The newspaper said that in some cases, thousands of religious books had been removed from libraries where they had been accumulating for years. The Bureau of Prisons has ordered the chaplains to remove "any books, tapes, CDs and videos that are not on a list of approved resources." (Prayer books and other worship materials are not affected by the purge.)
Federal officials said the purge stemmed from a Justice Department report that recommended that prisons not become recruitment centers for militant Islamic and other religious groups.
Prison chaplains and groups that minister to prisoners have mobilized to oppose the policy, which was implemented in the wake of the Sept. 11 terror attacks.
"It's swatting a fly with a sledgehammer," Mark Earley, president of Prison Fellowship, a Christian group, told the Times. "There's no need to get rid of literally hundreds of thousands of books that are fine simply because you have a problem with an isolated book or piece of literature that presents extremism."
The bureau has prepared a list of approved religious materials, but because "the bureau has not provided additional money to prisons to buy the books on the lists, so in some prisons, after the shelves were cleared of books not on the lists, few remained."
An unidentified prison chaplain interviewed by the Times said the policy was pointless since chaplains routinely reject material that incites violence.
Is 9/11 Already Fading From Memory?
USA Today wonders whether Sept. 11 is becoming just another date on the calendar.
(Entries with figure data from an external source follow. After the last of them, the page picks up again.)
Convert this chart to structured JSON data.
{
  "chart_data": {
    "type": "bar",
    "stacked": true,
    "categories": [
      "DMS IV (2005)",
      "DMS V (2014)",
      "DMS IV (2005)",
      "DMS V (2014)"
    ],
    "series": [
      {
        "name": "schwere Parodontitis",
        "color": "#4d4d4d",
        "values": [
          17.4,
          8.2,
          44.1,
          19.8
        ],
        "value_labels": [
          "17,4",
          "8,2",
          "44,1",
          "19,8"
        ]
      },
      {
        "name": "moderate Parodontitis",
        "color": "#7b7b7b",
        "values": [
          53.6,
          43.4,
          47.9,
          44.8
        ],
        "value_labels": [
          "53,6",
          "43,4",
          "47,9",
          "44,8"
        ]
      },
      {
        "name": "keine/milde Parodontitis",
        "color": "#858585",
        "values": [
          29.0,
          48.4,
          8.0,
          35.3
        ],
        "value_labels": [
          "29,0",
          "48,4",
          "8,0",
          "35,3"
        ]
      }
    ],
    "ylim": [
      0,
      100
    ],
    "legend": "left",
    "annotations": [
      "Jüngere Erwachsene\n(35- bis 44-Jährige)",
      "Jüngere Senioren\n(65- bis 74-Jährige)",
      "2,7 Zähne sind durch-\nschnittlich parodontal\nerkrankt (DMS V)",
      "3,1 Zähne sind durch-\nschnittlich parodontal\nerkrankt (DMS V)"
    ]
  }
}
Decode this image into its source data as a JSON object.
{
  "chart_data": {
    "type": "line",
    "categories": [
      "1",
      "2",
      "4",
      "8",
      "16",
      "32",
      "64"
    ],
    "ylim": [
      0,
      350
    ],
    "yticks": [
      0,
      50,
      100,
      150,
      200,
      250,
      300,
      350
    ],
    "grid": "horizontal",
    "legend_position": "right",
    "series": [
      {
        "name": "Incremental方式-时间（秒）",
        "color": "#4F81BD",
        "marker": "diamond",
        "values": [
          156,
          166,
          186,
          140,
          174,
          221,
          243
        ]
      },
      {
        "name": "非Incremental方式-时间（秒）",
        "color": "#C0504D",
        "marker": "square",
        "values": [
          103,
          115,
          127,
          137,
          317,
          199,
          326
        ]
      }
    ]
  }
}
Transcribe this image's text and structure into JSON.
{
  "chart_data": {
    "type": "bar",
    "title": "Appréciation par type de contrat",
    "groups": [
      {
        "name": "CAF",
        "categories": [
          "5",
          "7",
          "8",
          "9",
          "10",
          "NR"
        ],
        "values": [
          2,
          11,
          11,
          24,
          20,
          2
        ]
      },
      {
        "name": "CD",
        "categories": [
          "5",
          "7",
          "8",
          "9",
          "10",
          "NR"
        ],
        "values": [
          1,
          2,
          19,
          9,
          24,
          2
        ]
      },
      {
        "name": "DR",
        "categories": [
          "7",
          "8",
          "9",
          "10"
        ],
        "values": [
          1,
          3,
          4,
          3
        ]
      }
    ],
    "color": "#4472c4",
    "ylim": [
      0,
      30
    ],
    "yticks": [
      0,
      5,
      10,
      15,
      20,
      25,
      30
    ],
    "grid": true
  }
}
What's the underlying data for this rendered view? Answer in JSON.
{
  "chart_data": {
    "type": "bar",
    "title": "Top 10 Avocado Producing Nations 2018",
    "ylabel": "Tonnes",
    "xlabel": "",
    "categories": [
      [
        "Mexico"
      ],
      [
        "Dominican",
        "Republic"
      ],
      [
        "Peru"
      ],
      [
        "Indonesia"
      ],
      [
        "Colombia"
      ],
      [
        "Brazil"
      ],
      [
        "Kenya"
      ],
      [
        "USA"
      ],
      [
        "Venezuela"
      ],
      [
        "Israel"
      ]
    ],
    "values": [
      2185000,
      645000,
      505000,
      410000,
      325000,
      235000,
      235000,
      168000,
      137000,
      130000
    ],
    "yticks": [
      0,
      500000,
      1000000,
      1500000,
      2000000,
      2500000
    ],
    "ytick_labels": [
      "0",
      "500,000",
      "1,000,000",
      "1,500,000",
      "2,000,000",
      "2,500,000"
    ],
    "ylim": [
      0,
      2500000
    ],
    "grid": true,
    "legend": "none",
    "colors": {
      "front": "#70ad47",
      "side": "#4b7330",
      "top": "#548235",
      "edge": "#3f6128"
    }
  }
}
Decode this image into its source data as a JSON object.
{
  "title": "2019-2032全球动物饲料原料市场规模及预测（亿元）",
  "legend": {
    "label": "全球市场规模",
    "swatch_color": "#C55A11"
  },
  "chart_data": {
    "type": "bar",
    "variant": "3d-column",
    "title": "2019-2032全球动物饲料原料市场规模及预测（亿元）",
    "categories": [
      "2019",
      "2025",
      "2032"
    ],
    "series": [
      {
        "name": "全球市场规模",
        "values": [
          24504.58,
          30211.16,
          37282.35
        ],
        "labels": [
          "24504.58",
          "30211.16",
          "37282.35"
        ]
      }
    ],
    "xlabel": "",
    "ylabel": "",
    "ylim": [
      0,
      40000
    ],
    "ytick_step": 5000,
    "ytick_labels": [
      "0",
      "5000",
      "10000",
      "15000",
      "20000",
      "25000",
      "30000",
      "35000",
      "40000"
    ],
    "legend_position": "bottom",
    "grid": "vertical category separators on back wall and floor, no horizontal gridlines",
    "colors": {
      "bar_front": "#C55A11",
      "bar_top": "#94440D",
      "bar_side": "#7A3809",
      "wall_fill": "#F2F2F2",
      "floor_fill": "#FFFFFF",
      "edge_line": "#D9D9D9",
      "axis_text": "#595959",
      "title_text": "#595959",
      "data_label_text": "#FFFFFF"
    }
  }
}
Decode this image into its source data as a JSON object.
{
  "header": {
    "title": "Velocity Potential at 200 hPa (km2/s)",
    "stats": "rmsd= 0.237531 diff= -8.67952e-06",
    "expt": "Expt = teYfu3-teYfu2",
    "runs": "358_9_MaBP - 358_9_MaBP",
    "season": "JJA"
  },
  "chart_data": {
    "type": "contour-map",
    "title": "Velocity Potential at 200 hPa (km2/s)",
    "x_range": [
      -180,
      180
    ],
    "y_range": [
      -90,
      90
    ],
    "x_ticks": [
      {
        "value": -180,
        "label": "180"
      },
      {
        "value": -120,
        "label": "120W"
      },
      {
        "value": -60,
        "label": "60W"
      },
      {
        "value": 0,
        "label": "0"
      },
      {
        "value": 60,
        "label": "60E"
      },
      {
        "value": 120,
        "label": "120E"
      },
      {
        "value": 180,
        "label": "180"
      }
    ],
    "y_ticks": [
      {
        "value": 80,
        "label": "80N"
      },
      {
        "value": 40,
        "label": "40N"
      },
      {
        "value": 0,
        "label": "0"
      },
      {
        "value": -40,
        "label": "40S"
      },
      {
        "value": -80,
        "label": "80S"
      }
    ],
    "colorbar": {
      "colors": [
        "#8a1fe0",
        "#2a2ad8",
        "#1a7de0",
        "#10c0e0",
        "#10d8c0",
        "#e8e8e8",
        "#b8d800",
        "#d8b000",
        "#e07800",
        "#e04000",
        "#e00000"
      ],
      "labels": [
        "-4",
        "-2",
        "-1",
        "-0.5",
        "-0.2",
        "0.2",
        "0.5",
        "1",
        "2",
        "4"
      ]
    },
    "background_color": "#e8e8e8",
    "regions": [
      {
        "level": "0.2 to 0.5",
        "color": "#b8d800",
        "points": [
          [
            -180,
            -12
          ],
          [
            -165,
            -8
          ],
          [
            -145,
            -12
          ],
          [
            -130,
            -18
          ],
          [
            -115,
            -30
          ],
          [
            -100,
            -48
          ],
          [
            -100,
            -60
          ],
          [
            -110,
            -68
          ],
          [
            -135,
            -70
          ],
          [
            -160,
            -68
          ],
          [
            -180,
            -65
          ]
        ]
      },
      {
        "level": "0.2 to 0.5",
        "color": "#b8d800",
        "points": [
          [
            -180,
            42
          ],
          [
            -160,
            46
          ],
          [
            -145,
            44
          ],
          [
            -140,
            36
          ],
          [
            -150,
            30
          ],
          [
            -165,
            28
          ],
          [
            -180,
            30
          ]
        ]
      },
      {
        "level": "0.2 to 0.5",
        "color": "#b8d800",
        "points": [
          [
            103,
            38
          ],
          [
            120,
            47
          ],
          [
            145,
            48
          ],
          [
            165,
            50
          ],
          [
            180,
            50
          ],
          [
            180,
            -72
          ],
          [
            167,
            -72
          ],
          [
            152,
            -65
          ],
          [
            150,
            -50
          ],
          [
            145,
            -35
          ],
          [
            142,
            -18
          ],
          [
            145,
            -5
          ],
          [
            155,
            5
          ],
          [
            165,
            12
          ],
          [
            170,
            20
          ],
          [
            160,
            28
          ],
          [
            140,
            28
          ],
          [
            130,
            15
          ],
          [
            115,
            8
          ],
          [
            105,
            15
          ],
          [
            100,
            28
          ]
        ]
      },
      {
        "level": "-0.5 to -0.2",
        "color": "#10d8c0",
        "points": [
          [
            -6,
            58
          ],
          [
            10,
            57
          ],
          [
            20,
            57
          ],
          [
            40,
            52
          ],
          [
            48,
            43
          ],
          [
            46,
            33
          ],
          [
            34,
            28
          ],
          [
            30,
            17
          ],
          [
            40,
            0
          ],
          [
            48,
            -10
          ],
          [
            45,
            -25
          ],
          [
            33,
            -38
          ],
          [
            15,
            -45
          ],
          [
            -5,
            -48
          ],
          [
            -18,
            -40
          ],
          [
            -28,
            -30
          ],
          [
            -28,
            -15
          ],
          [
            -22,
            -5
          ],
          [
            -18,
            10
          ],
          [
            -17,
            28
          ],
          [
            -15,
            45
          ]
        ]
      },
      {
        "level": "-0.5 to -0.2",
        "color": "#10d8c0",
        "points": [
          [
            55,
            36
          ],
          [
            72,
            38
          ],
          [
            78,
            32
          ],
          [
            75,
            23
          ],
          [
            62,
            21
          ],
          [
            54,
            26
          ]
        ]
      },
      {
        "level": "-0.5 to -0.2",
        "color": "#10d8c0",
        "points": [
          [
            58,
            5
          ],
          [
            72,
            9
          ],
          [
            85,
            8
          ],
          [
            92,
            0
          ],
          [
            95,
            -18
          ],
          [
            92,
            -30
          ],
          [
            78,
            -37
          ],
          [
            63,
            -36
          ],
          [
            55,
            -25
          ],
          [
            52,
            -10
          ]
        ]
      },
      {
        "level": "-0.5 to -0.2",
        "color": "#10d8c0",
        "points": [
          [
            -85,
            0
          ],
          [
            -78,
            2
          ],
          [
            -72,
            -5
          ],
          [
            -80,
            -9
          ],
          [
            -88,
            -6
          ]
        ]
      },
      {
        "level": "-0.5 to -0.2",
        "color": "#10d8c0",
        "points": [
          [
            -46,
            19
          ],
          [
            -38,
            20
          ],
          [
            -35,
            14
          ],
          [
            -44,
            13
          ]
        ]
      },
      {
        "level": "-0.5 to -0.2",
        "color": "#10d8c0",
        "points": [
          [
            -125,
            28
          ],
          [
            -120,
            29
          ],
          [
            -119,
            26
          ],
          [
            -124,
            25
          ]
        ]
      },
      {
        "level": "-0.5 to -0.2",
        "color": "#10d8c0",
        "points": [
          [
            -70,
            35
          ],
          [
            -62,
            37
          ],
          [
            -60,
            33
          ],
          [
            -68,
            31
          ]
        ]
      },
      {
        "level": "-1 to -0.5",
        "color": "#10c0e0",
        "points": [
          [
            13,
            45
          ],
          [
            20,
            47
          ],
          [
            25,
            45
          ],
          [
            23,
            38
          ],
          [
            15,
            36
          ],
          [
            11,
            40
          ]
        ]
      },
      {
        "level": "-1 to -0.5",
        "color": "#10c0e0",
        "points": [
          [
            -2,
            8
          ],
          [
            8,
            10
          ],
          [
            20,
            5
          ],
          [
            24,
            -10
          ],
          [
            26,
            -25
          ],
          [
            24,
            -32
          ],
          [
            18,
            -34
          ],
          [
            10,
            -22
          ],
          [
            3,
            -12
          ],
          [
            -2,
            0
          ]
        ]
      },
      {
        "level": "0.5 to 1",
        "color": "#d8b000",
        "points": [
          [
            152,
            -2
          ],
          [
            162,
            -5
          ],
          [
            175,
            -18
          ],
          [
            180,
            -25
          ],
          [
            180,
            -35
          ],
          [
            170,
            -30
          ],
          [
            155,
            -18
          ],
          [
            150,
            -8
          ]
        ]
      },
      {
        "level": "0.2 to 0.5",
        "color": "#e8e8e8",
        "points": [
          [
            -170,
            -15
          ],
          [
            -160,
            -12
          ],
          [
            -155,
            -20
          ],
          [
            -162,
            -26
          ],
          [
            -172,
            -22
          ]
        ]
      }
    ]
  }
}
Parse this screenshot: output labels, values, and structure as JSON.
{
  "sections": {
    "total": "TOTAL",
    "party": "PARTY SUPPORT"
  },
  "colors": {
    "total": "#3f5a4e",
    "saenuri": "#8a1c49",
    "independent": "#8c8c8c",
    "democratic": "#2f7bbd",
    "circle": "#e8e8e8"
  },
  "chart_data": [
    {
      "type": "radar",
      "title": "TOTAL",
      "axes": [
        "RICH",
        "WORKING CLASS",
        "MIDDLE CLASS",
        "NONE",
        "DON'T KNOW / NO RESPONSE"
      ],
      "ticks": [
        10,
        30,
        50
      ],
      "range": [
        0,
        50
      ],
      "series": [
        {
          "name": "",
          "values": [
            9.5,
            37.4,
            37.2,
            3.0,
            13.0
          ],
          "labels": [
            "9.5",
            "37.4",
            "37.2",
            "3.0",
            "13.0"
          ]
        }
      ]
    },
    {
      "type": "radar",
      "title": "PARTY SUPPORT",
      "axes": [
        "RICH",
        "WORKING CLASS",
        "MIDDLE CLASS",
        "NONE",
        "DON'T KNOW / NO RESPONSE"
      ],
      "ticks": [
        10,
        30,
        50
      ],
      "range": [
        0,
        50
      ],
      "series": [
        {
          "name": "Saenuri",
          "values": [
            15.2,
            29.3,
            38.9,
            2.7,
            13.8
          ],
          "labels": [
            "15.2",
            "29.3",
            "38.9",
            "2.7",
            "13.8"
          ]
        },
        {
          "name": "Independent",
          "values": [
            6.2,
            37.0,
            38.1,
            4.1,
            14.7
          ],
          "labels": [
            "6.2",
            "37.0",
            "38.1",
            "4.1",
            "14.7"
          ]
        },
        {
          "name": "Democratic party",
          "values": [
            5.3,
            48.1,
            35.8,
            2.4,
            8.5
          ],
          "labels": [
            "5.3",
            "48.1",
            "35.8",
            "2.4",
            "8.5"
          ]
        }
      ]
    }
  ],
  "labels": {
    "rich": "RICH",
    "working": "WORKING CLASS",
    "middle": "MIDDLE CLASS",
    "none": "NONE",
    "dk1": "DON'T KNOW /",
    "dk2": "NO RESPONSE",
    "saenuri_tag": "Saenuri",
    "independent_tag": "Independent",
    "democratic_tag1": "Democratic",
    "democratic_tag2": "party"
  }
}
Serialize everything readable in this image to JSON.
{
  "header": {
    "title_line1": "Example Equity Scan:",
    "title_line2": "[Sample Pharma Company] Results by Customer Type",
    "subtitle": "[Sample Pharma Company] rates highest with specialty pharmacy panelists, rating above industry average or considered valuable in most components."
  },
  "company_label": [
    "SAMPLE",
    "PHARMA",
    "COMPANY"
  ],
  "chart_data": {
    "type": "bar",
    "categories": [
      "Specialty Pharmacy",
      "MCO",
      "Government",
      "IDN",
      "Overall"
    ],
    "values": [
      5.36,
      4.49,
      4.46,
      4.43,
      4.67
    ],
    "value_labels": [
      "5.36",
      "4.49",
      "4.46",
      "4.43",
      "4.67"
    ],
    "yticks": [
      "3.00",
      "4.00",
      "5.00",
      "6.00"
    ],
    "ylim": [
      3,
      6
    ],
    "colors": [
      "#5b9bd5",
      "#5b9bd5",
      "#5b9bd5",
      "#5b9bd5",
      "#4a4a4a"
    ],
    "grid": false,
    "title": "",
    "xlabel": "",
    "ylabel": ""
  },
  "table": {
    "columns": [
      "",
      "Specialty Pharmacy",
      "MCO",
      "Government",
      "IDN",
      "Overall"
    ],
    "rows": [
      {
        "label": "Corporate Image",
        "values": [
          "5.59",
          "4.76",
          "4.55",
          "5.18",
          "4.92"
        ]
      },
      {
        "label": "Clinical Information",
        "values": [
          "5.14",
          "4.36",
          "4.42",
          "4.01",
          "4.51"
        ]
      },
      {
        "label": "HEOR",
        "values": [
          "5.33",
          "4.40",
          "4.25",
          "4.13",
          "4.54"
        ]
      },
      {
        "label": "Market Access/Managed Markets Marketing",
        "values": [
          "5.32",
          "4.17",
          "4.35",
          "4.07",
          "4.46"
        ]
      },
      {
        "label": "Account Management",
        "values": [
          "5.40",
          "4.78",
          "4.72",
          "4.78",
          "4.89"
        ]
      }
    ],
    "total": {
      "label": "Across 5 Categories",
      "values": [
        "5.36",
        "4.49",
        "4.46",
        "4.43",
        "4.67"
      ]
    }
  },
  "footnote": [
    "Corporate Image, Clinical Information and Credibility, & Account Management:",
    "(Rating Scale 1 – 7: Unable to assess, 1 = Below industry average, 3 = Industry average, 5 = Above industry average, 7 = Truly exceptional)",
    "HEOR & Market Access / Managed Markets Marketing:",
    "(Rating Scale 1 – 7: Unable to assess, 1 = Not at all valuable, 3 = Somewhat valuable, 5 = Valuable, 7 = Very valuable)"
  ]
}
The newspaper noted that WABC-TV in New York had, for the first time, not planned to televise the entire memorial ceremony from Ground Zero. (The station reversed its decision after receiving protests from some of the families of victims.)
And Morris County, New Jersey, which lost about 100 residents on 9/11, has had to postpone improvements in its 9/11 memorial because fundraising has fallen short.
Nevertheless, 71 percent of Americans called Sept. 11 the most memorable news event of their lives. But only 6 percent plan to mark the anniversary in any formal way.
"Like any event, even Pearl Harbor, the more time goes by, the less central it becomes to our experience," Robert Thompson, a Syracuse University professor who studies U.S. popular culture, told the newspaper. "That's healthy. It becomes more a part of history, less a raw wound."
China Steps Up Internet Censorship
The Washington Post reports that China is energetically censoring the Internet and other forms of electronic communication.
The Public Security Ministry, which monitors the Internet, has recruited "an estimated 30,000 people to snoop on electronic communications. The ministry recently introduced two cartoon characters -- a male and female in police uniforms -- that it said would pop up on computer screens occasionally to remind people that their activity is being tracked."
Even apparently non-political postings can bring punishment.
Flooding this summer in the northeastern province of Shandong caused 34 deaths, according to China's tightly controlled media. Not so, said a woman who posted an Internet piece that said at least 100 people had been killed in the provincial capital alone, where an underground supermarket was flooded.
The 23-year-old author was arrested and charged with creating public disorder by spreading rumors. But censorship has its limits. The Post noted that many residents readily believed the anonymous Internet posting over official pronouncements by the government.